Part of the solution may be found in fuel cells that use a chemical reaction to generate electricity, Jack Brouwer explained at a seminar, dubbed Fuel Cells 101, at Woodbury University earlier this month. The technology could augment batteries and other storage methods also being explored, he said.

Brouwer is a professor of mechanical and aerospace engineering and associate director of the National Fuel Cell Research Center at the University of California, Irvine, which sponsored the event along with Assemblyman Mike Gatto (D-Glendale), the Burbank Chamber of Commerce and the Southern California Chapter of the Assn. of Energy Engineers.

Fuel cells can run on different sources, including both fossil fuels such as natural gas and renewables such as biogas, Brouwer said, but all use electro-chemical processes to create electricity with an efficiency similar to large-scale power plants. But, the process is much cleaner than combustion, he said — and unlike solar and wind power, it can be controlled.

Gary Olson, Burbank Chamber of Commerce president and chief executive officer, said Brouwer was invited to speak because “we thought it would be timely to find out more about fuel cells,” in light of a City Council discussion in late April about proposals by IKEA and Walt Disney Co. to use the technology at their Burbank facilities.

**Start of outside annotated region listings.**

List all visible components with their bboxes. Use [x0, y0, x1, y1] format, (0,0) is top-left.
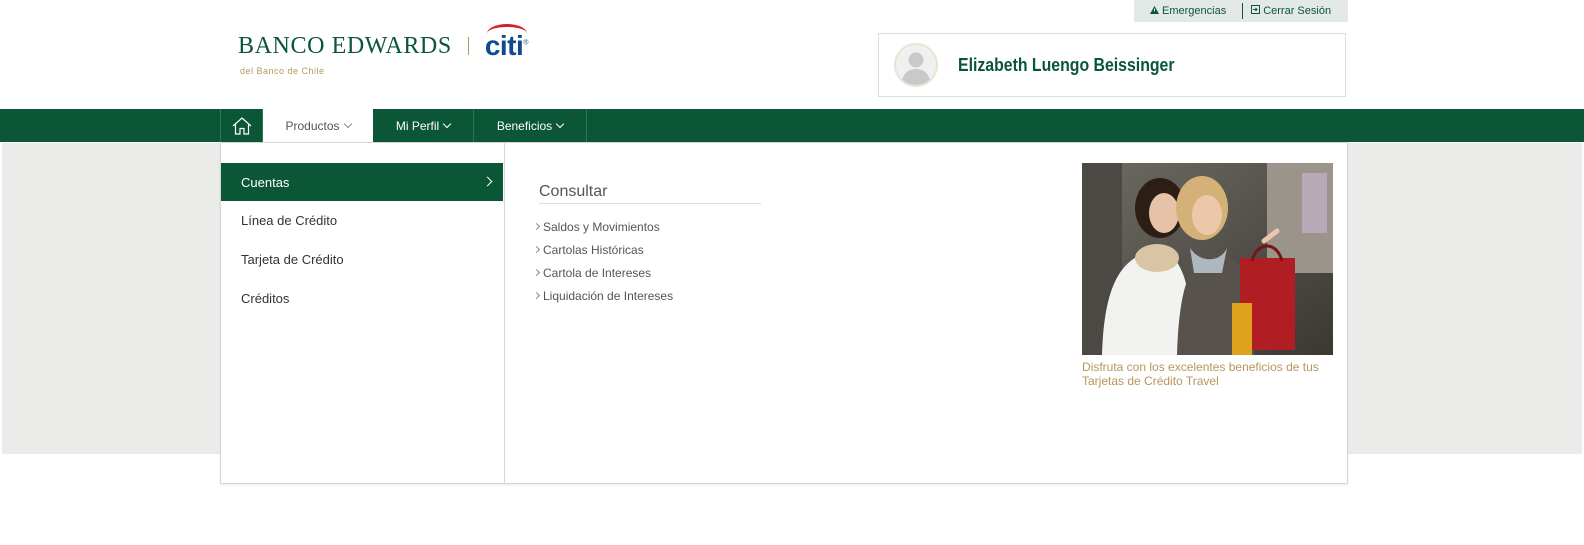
category-creditos[interactable]: Créditos	[221, 279, 503, 317]
avatar	[894, 43, 938, 87]
bank-logo[interactable]: BANCO EDWARDS citi® del Banco de Chile	[238, 24, 528, 76]
chevron-right-icon	[532, 268, 541, 277]
promo-image[interactable]	[1082, 163, 1333, 355]
nav-beneficios[interactable]: Beneficios	[474, 109, 587, 142]
category-label: Línea de Crédito	[241, 212, 338, 228]
category-label: Créditos	[241, 290, 290, 306]
shopping-women-image	[1082, 163, 1333, 355]
logo-divider	[467, 37, 469, 55]
nav-mi-perfil[interactable]: Mi Perfil	[373, 109, 474, 142]
chevron-down-icon	[442, 119, 452, 129]
user-name: Elizabeth Luengo Beissinger	[958, 54, 1175, 75]
category-cuentas[interactable]: Cuentas	[221, 163, 503, 201]
home-button[interactable]	[220, 109, 263, 142]
warning-icon	[1150, 5, 1159, 17]
nav-productos-label: Productos	[285, 118, 340, 133]
section-title: Consultar	[539, 183, 761, 204]
user-card[interactable]: Elizabeth Luengo Beissinger	[878, 33, 1346, 97]
cerrar-sesion-link[interactable]: Cerrar Sesión	[1243, 0, 1339, 22]
chevron-down-icon	[555, 119, 565, 129]
link-cartolas-historicas[interactable]: Cartolas Históricas	[532, 238, 673, 261]
chevron-right-icon	[482, 176, 493, 187]
chevron-right-icon	[532, 222, 541, 231]
emergencias-label: Emergencias	[1162, 5, 1227, 17]
category-tarjeta-credito[interactable]: Tarjeta de Crédito	[221, 240, 503, 278]
nav-productos[interactable]: Productos	[263, 109, 373, 142]
logout-icon	[1251, 5, 1261, 17]
emergencias-link[interactable]: Emergencias	[1134, 0, 1242, 22]
link-label: Saldos y Movimientos	[543, 219, 660, 234]
chevron-right-icon	[532, 245, 541, 254]
link-label: Cartolas Históricas	[543, 242, 644, 257]
citi-logo: citi®	[485, 24, 528, 62]
home-icon	[232, 116, 251, 135]
category-label: Cuentas	[241, 174, 290, 190]
citi-arc	[486, 24, 527, 43]
nav-beneficios-label: Beneficios	[496, 118, 553, 133]
chevron-right-icon	[532, 291, 541, 300]
cerrar-sesion-label: Cerrar Sesión	[1263, 5, 1332, 17]
link-liquidacion-intereses[interactable]: Liquidación de Intereses	[532, 284, 674, 307]
chevron-down-icon	[343, 119, 352, 129]
link-cartola-intereses[interactable]: Cartola de Intereses	[532, 261, 673, 284]
products-dropdown: Cuentas Línea de Crédito Tarjeta de Créd…	[220, 142, 1348, 484]
link-saldos-movimientos[interactable]: Saldos y Movimientos	[532, 215, 673, 238]
user-silhouette-icon	[901, 52, 931, 85]
consult-links: Saldos y Movimientos Cartolas Históricas…	[532, 215, 674, 307]
promo-caption[interactable]: Disfruta con los excelentes beneficios d…	[1082, 360, 1342, 388]
link-label: Liquidación de Intereses	[543, 288, 674, 303]
main-nav: Productos Mi Perfil Beneficios	[0, 109, 1584, 142]
brand-subtitle: del Banco de Chile	[240, 66, 325, 76]
brand-name: BANCO EDWARDS	[238, 32, 452, 59]
utility-bar: Emergencias Cerrar Sesión	[1134, 0, 1348, 22]
category-sidebar: Cuentas Línea de Crédito Tarjeta de Créd…	[221, 143, 505, 483]
link-label: Cartola de Intereses	[543, 265, 652, 280]
category-label: Tarjeta de Crédito	[241, 251, 344, 267]
nav-mi-perfil-label: Mi Perfil	[395, 118, 440, 133]
category-linea-credito[interactable]: Línea de Crédito	[221, 201, 503, 239]
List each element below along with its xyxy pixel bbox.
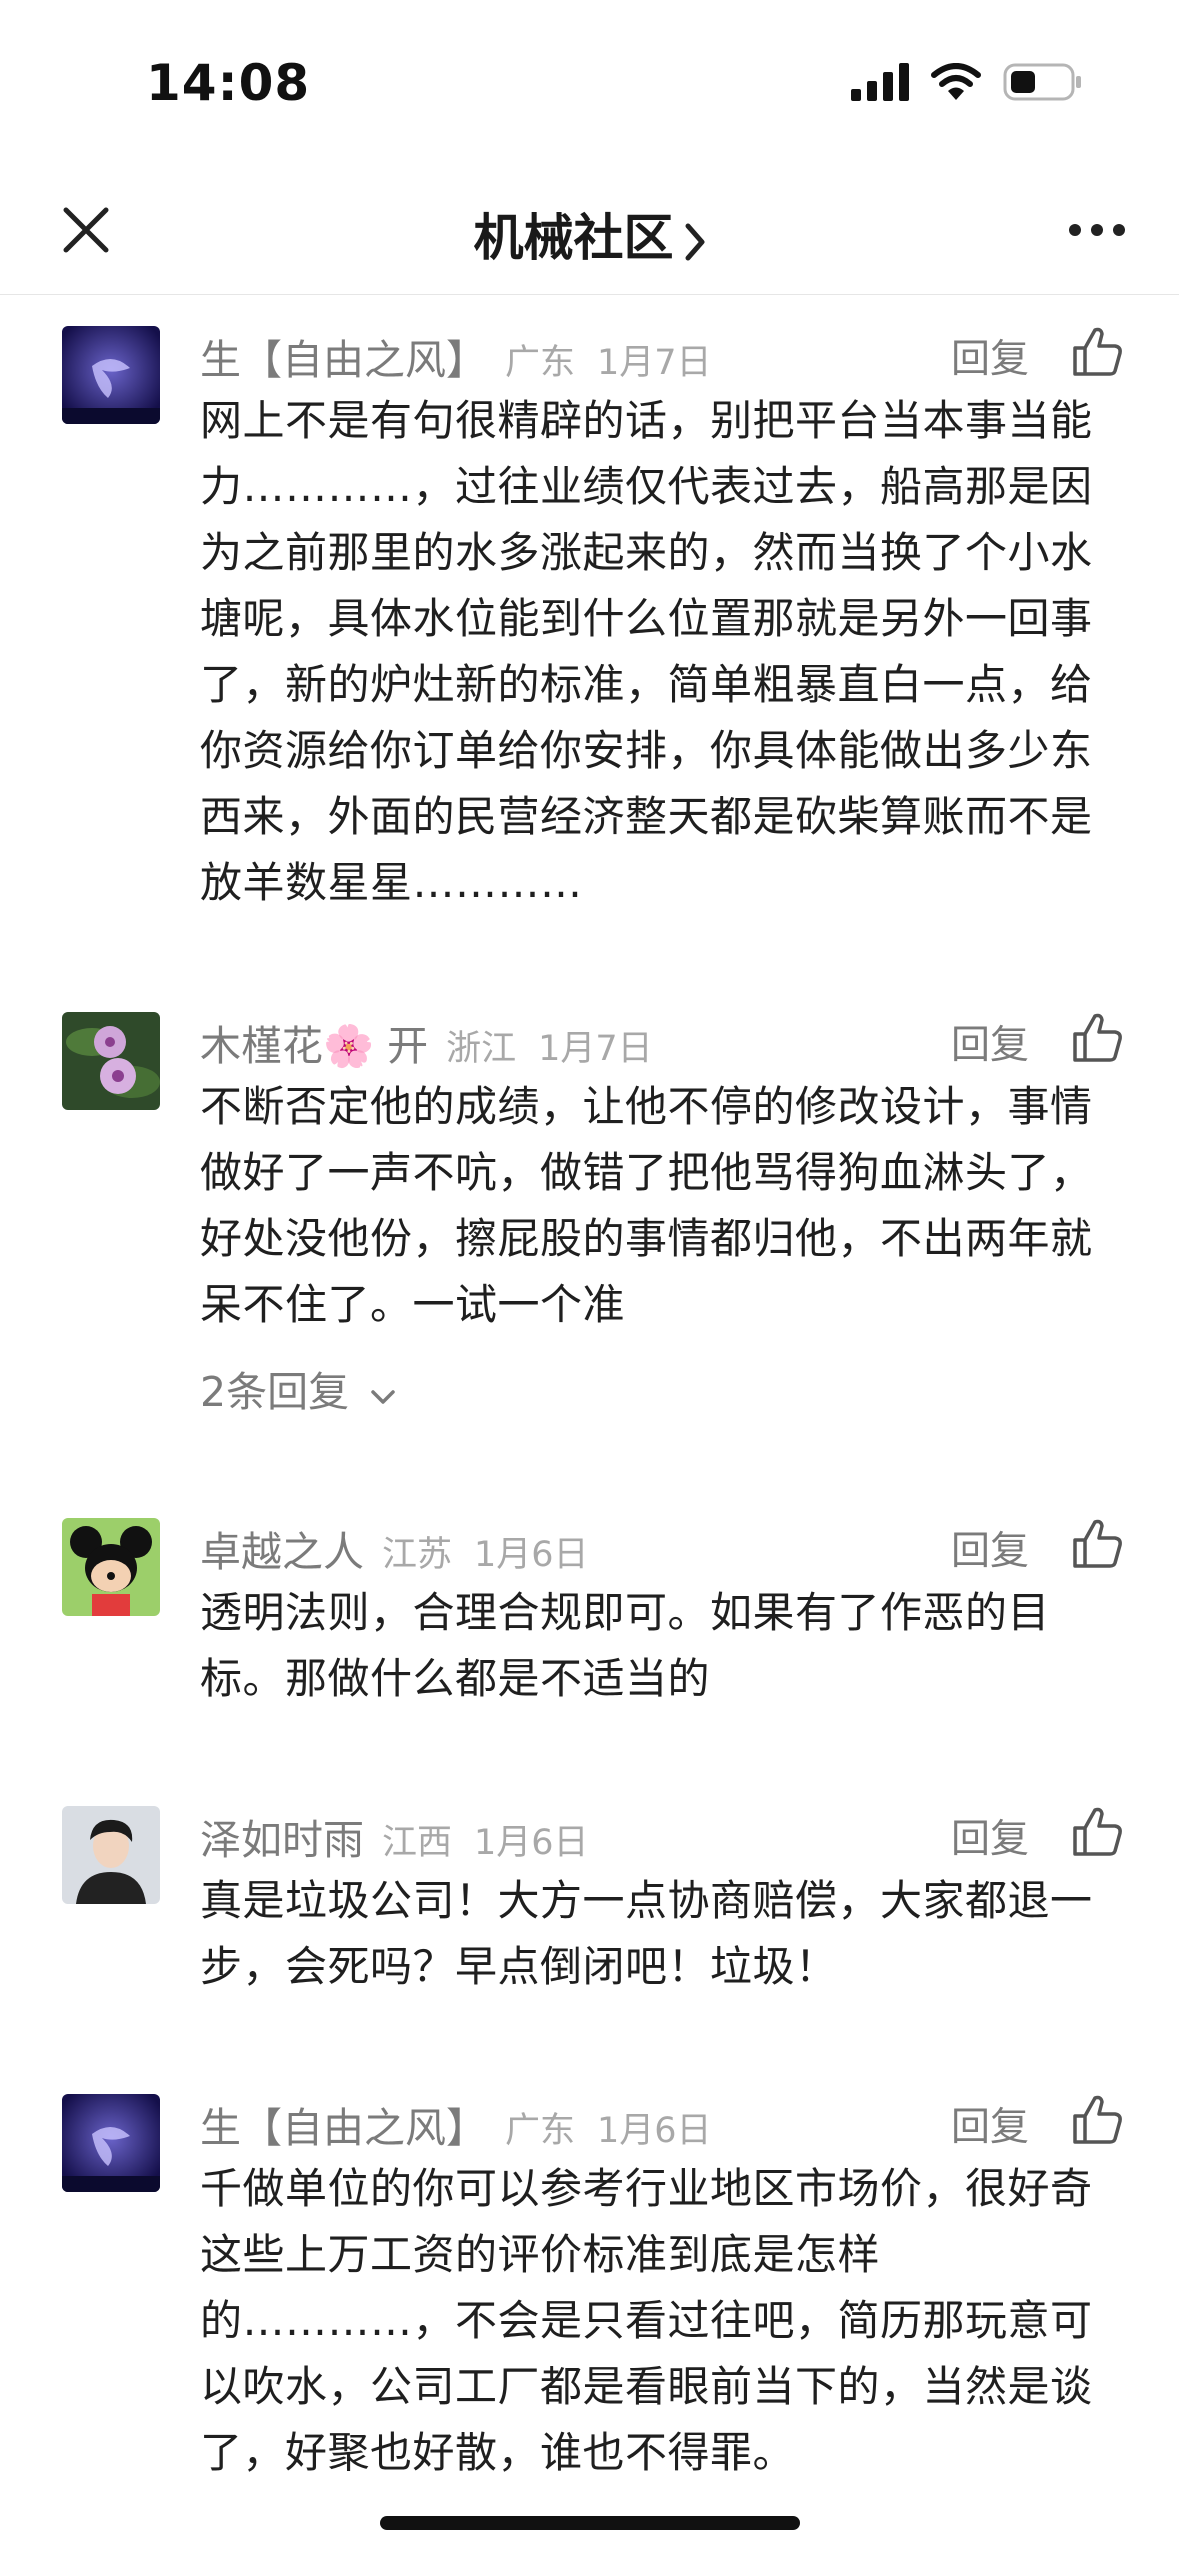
comment-date: 1月6日 <box>597 2111 712 2151</box>
chevron-right-icon <box>685 223 704 260</box>
comment-text: 透明法则，合理合规即可。如果有了作恶的目标。那做什么都是不适当的 <box>200 1588 1051 1703</box>
comment-header: 生【自由之风】 广东 1月6日 回复 <box>200 2094 1139 2154</box>
avatar[interactable] <box>62 2094 160 2192</box>
comment-location: 广东 <box>505 2111 576 2151</box>
reply-button[interactable]: 回复 <box>951 1520 1029 1576</box>
more-icon[interactable] <box>1067 220 1127 240</box>
thumbs-up-icon[interactable] <box>1071 324 1125 378</box>
comment-text: 网上不是有句很精辟的话，别把平台当本事当能力…………，过往业绩仅代表过去，船高那… <box>200 396 1093 907</box>
comment-text: 不断否定他的成绩，让他不停的修改设计，事情做好了一声不吭，做错了把他骂得狗血淋头… <box>200 1082 1093 1329</box>
comment-header: 泽如时雨 江西 1月6日 回复 <box>200 1806 1139 1866</box>
comment-location: 浙江 <box>446 1029 517 1069</box>
nav-title-text: 机械社区 <box>473 209 674 267</box>
thumbs-up-icon[interactable] <box>1071 1804 1125 1858</box>
reply-button[interactable]: 回复 <box>951 1014 1029 1070</box>
commenter-name[interactable]: 生【自由之风】 <box>200 336 487 384</box>
comment-text: 千做单位的你可以参考行业地区市场价，很好奇这些上万工资的评价标准到底是怎样的……… <box>200 2164 1093 2477</box>
reply-button[interactable]: 回复 <box>951 1808 1029 1864</box>
status-time: 14:08 <box>146 54 311 112</box>
reply-button[interactable]: 回复 <box>951 2096 1029 2152</box>
comment-header: 卓越之人 江苏 1月6日 回复 <box>200 1518 1139 1578</box>
commenter-name[interactable]: 木槿花🌸 开 <box>200 1022 428 1070</box>
battery-icon <box>1003 63 1081 101</box>
avatar[interactable] <box>62 326 160 424</box>
thumbs-up-icon[interactable] <box>1071 1010 1125 1064</box>
home-indicator[interactable] <box>380 2516 800 2530</box>
thumbs-up-icon[interactable] <box>1071 2092 1125 2146</box>
commenter-name[interactable]: 卓越之人 <box>200 1528 364 1576</box>
wifi-icon <box>931 63 981 100</box>
thumbs-up-icon[interactable] <box>1071 1516 1125 1570</box>
comment-header: 生【自由之风】 广东 1月7日 回复 <box>200 326 1139 386</box>
nav-bar: 机械社区 <box>0 170 1179 295</box>
community-title-link[interactable]: 机械社区 <box>0 198 1179 270</box>
comment-location: 广东 <box>505 343 576 383</box>
commenter-name[interactable]: 泽如时雨 <box>200 1816 364 1864</box>
cellular-signal-icon <box>851 63 909 101</box>
avatar[interactable] <box>62 1518 160 1616</box>
comment-date: 1月6日 <box>474 1535 589 1575</box>
comment-date: 1月7日 <box>597 343 712 383</box>
view-replies-button[interactable]: 2条回复 <box>200 1358 396 1418</box>
chevron-down-icon <box>371 1390 395 1404</box>
comment-location: 江苏 <box>382 1535 453 1575</box>
avatar[interactable] <box>62 1806 160 1904</box>
comment-header: 木槿花🌸 开浙江 1月7日 回复 <box>200 1012 1139 1072</box>
reply-button[interactable]: 回复 <box>951 328 1029 384</box>
status-bar: 14:08 <box>0 0 1179 170</box>
comment-date: 1月6日 <box>474 1823 589 1863</box>
comment-date: 1月7日 <box>538 1029 653 1069</box>
comment-text: 真是垃圾公司！大方一点协商赔偿，大家都退一步，会死吗？早点倒闭吧！垃圾！ <box>200 1876 1093 1991</box>
commenter-name[interactable]: 生【自由之风】 <box>200 2104 487 2152</box>
comment-location: 江西 <box>382 1823 453 1863</box>
replies-count: 2条回复 <box>200 1368 350 1416</box>
avatar[interactable] <box>62 1012 160 1110</box>
status-icons <box>851 62 1083 102</box>
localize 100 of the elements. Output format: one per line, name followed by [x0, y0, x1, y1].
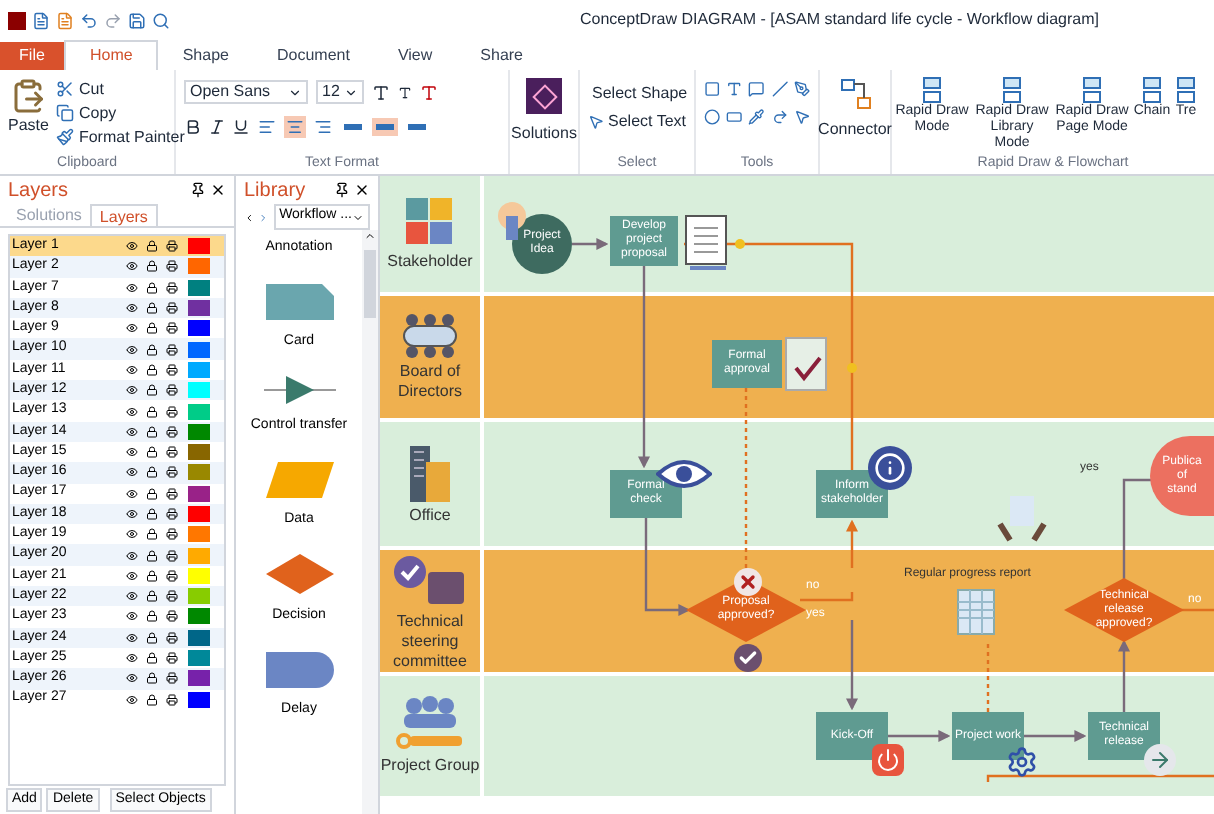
layer-color-swatch[interactable]	[188, 382, 210, 399]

During the April discussion, the City Council affirmed a policy that would prevent the companies from installing fuel cells unless they exclusively used a renewable fuel source. Council members directed Burbank Water and Power General Manager Ron Davis to continue discussions with IKEA and Disney about the matter.

Representatives from IKEA and Bloom Energy Corp., the maker of fuel cells the retailer plans to use, were at the Fuel Cells 101 seminar. Erin Grizard, director of regulatory and government affairs for Bloom Energy, said Burbank was the first city to “say no” to allowing the fuel cells.

Frank Houder, construction manager for IKEA’s new store in Burbank, said the Swedish retailer is committed to producing as much energy as it consumes using renewable energy and already has a store in Emeryville using fuel cells for power generation. But he said he understands there’s resistance to the idea in Burbank.

“Anything new is met sometimes with fear,” Houder said.

But fuel cells aren’t new. Brouwer has been studying them for more than a decade, and he believes technology improvements and changes to the grid’s infrastructure could enable fuel cells to be controlled dynamically in response to the demand shifts described by the duck curve.

Right now, according to Brouwer’s research, to address those swings in demand throughout the day, utilities rely on dirtier, less sustainable technologies that generally consume fossil fuels and increase pollutant emissions, he said. But, as the grid becomes increasingly reliant on renewables, that is not a sustainable model for the future.

Processes using fuel cells — for example, harnessing solar or wind power to convert renewable biofuels into hydrogen that can then be used to power fuel cells, which then feed the grid or propel vehicles — may offer a more sustainable model, he said.

He also said storing hydrogen as fuel may be more efficient than storing electricity in batteries, so that the solar energy created during summer months when sunlight is abundant can be kept and used later in winter months, when days are shorter.

Jorge Somoano, assistant general manager for electrical distribution at Burbank’s utility, said he was already familiar with fuel-cell technology, but found parts of Brouwer’s presentation interesting, such as his discussion of research into extending the life of some fuel-cell components and ideas about transporting hydrogen through existing natural gas pipelines.

However, the discussion was more academic, Somoano said, and it reminded him of conversations about the promise of solar power decades ago that has taken a long time to come to fruition.

Various methods for storing energy produced by renewable sources are being explored to address the challenge of the duck curve, he said, but “nobody has a solution today.”

“I’m sure it’s going to require a lot of different forms of storage,” Somoano added.